In theory, we all know we could stand to improve in certain areas, but hearing other people tell us those areas can throw us for a loop. Especially when we don’t see it coming. For this reason, most of us avoid doing the very thing that’ll not only make these remarks easier to take, but eliminate the need for many of them in the first place. What is that one thing? Simple…we ask people we trust to give us feedback.
It will hurt at first, that’s for sure. Especially if we haven’t done such an exercise in a while. Thankfully, though, it gets easier the more you do it.
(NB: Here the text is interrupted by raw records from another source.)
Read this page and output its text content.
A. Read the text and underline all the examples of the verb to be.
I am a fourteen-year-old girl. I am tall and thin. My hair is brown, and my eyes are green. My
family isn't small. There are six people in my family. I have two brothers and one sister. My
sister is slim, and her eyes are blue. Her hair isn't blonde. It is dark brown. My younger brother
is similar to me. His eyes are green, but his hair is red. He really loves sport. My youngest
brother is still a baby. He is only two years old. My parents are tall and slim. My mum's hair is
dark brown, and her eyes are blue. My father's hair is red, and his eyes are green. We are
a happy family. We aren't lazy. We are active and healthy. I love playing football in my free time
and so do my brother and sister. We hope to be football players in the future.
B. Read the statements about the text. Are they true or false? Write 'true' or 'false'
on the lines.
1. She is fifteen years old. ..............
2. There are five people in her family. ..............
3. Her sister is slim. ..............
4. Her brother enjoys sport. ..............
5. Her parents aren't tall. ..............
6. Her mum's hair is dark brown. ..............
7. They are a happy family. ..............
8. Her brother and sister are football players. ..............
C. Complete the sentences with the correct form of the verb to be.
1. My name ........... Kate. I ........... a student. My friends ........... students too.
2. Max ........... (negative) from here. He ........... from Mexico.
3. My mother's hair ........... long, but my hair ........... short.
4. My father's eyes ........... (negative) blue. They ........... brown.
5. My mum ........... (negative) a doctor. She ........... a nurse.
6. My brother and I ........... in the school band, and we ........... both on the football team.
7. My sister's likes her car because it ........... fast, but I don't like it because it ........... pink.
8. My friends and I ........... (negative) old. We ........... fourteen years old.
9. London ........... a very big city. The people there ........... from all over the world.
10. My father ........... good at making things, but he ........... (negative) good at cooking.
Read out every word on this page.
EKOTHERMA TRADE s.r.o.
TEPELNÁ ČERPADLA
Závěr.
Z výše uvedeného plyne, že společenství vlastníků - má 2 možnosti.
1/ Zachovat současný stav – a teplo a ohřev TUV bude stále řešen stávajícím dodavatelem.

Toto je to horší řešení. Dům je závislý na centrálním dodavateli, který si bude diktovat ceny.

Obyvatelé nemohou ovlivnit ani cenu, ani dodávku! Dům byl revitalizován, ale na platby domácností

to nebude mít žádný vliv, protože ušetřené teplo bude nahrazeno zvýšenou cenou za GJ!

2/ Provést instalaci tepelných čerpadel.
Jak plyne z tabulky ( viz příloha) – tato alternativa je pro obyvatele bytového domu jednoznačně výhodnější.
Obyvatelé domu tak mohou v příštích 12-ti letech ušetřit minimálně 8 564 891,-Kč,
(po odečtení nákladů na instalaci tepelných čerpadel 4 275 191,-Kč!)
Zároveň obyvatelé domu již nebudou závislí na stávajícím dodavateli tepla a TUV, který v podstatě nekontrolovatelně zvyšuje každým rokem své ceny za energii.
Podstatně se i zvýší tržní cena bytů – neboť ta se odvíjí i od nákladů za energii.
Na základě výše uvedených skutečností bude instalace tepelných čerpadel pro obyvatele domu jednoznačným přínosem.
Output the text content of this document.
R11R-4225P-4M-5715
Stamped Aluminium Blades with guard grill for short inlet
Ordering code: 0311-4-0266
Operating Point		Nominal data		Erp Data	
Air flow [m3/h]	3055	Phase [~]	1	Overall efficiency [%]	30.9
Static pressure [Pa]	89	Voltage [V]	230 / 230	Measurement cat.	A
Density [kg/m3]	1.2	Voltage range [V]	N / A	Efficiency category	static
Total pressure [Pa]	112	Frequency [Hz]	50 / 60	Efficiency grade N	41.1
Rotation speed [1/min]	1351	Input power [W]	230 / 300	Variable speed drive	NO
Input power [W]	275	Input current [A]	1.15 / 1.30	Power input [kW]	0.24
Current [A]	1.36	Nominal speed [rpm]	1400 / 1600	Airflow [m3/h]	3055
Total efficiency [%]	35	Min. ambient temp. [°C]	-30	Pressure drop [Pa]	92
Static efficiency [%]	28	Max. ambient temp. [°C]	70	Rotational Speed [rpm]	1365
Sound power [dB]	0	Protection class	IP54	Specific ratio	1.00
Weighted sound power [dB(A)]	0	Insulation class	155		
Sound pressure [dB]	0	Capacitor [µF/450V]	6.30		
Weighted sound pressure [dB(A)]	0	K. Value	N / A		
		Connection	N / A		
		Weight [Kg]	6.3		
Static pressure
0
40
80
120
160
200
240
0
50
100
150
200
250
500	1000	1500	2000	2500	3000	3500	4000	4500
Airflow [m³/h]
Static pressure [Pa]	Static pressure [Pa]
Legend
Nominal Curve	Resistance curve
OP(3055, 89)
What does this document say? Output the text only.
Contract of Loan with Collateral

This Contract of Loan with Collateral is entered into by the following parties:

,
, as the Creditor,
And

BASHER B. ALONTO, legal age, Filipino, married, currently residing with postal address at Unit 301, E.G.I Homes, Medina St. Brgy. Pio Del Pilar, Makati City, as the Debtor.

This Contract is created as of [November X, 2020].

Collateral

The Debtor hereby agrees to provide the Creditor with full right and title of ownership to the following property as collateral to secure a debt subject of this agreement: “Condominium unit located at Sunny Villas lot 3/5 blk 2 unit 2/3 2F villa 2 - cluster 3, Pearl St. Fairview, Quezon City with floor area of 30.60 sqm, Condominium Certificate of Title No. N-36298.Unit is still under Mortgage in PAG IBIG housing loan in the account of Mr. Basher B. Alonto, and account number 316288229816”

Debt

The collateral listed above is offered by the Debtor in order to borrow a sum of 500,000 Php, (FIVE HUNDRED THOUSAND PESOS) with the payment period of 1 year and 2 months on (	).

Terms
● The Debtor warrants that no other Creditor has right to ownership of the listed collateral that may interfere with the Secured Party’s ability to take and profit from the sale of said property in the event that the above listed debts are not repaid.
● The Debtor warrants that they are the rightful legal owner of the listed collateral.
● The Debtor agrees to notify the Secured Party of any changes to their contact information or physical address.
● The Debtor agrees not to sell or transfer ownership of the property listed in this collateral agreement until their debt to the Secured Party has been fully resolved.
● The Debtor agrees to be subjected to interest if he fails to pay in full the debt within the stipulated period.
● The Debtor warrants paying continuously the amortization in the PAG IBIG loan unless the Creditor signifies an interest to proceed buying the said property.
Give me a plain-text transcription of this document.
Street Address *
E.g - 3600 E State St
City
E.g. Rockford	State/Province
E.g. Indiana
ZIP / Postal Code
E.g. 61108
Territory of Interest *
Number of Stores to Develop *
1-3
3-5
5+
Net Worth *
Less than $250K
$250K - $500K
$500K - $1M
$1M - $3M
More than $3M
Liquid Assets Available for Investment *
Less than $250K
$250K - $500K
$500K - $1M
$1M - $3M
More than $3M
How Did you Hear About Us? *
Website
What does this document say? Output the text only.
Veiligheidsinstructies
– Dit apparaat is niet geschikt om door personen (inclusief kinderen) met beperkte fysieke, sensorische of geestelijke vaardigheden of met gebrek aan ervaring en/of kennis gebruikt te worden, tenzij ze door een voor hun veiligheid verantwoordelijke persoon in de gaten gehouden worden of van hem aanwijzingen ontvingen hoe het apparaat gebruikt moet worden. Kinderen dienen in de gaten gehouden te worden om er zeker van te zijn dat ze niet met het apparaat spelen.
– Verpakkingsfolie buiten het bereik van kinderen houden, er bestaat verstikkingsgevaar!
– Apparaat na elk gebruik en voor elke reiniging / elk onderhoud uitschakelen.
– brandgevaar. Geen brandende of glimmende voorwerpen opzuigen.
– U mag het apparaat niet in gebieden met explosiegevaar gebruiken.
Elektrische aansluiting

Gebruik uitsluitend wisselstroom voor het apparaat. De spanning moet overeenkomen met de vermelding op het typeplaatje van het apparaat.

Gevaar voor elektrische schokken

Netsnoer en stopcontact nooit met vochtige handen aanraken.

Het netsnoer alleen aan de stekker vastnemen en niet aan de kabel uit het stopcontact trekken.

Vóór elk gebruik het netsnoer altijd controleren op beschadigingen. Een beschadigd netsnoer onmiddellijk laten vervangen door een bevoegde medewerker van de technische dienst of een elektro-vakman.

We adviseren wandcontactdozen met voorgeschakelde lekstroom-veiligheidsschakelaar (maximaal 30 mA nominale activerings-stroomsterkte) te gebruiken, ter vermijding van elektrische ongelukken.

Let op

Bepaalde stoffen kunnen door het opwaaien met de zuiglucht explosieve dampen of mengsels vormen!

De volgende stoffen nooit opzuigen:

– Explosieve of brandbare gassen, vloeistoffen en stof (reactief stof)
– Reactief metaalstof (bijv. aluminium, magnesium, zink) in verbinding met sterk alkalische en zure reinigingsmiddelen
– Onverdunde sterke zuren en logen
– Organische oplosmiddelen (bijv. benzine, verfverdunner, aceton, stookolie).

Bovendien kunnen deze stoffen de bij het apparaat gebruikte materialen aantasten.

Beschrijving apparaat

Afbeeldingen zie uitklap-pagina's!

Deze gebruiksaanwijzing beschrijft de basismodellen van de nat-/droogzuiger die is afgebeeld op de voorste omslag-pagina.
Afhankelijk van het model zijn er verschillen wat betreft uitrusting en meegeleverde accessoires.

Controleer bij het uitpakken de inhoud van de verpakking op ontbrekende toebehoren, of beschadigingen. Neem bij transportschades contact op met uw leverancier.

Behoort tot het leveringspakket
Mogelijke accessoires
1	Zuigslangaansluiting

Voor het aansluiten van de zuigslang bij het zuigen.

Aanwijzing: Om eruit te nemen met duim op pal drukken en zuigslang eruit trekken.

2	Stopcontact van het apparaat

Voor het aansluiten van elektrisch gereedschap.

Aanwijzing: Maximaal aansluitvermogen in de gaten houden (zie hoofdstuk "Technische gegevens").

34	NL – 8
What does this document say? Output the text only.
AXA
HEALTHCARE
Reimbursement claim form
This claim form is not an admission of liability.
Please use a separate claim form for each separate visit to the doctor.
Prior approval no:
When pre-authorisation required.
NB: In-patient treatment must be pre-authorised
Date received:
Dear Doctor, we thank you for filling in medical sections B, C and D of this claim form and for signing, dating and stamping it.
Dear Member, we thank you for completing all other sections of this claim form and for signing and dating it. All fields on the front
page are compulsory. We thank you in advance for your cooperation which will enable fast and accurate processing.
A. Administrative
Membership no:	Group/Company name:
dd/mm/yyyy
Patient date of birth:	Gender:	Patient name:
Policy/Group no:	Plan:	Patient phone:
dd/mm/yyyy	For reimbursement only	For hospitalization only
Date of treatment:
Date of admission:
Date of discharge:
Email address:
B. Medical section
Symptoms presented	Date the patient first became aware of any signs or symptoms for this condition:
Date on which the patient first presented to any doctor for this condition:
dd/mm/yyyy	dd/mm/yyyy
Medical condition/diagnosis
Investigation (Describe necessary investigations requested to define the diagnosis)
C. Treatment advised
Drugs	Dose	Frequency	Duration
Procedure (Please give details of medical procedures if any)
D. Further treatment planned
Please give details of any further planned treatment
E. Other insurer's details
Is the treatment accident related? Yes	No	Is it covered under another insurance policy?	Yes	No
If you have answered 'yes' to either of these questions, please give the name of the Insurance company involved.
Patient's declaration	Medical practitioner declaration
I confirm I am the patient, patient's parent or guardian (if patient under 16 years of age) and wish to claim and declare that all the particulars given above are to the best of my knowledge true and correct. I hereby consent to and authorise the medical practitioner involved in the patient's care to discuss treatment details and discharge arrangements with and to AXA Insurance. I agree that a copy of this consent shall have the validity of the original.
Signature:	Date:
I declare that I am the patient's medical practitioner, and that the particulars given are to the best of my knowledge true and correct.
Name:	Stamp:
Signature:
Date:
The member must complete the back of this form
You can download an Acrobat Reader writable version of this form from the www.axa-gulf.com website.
And thankfully, just like lifting weights, we grow stronger the more we do it. When we learn to seek out this type of honest criticism from those closest to us, and then listen without defending ourselves, we grow both ourselves and our relationships with those people.
Be careful, though; don’t ask people how you could improve and then tell them they’re wrong. That’s even worse than never asking in the first place. This doesn’t mean agree with everything they say; it just means don’t bite the hand that feedbacks you.